The marketplace will follow the weekend meeting of the Group of Seven countries. A draft of the meeting’s communiqué shows that the group will focus on its collective relations with China and Russia.
Major external markets are seeing the US dollar index firmer today. The price of Nymex crude has risen slightly and is trading around $70.00 a barrel after reaching a 2.5-year high of $70.62 on Wednesday.
Other US economic data to be released on Wednesday include the weekly jobless claims report, real earnings and the Treasury’s monthly budget statement.

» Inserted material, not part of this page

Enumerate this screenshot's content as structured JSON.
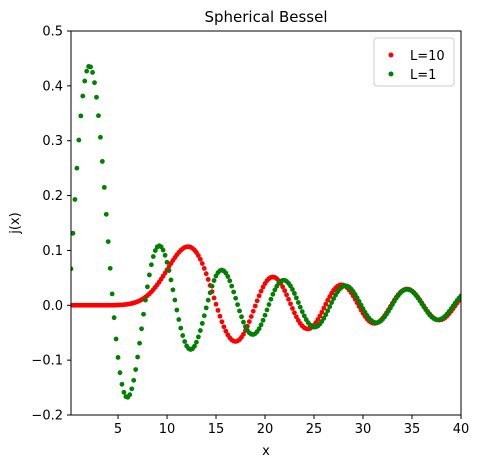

Technically, the August gold futures bulls have the solid short-term overall technical advantage amid a nine-week-old price uptrend on the daily bar chart. Bulls next upward price target is to produce a close above solid resistance at the June high of $1,919.20. Bears next down price target in the near term pushes futures prices below solid technical support at $1,850.00. The first resistance is seen at $1,900.00 and then it hits this week’s high at $1,906.90. The first support is seen at the overnight low of $1,871.80 and then at $1,866.70. Wyckoff’s market valuation: 7.0
The silver bulls have the overall short-term technical advantage, but a two-month-old price uptrend on the daily bar chart has stalled. Silver Bulls next upward price target is to close July futures prices above solid technical resistance at the May high of $28.90 an ounce. The next downward price target for the bears is to close prices below solid support at $26.00. The first resistance is seen at this week’s high at $28.145 and then at $28.37. Next support is seen at today’s low of $27,475 and then at $27.31. Wyckoff’s market valuation: 6.5.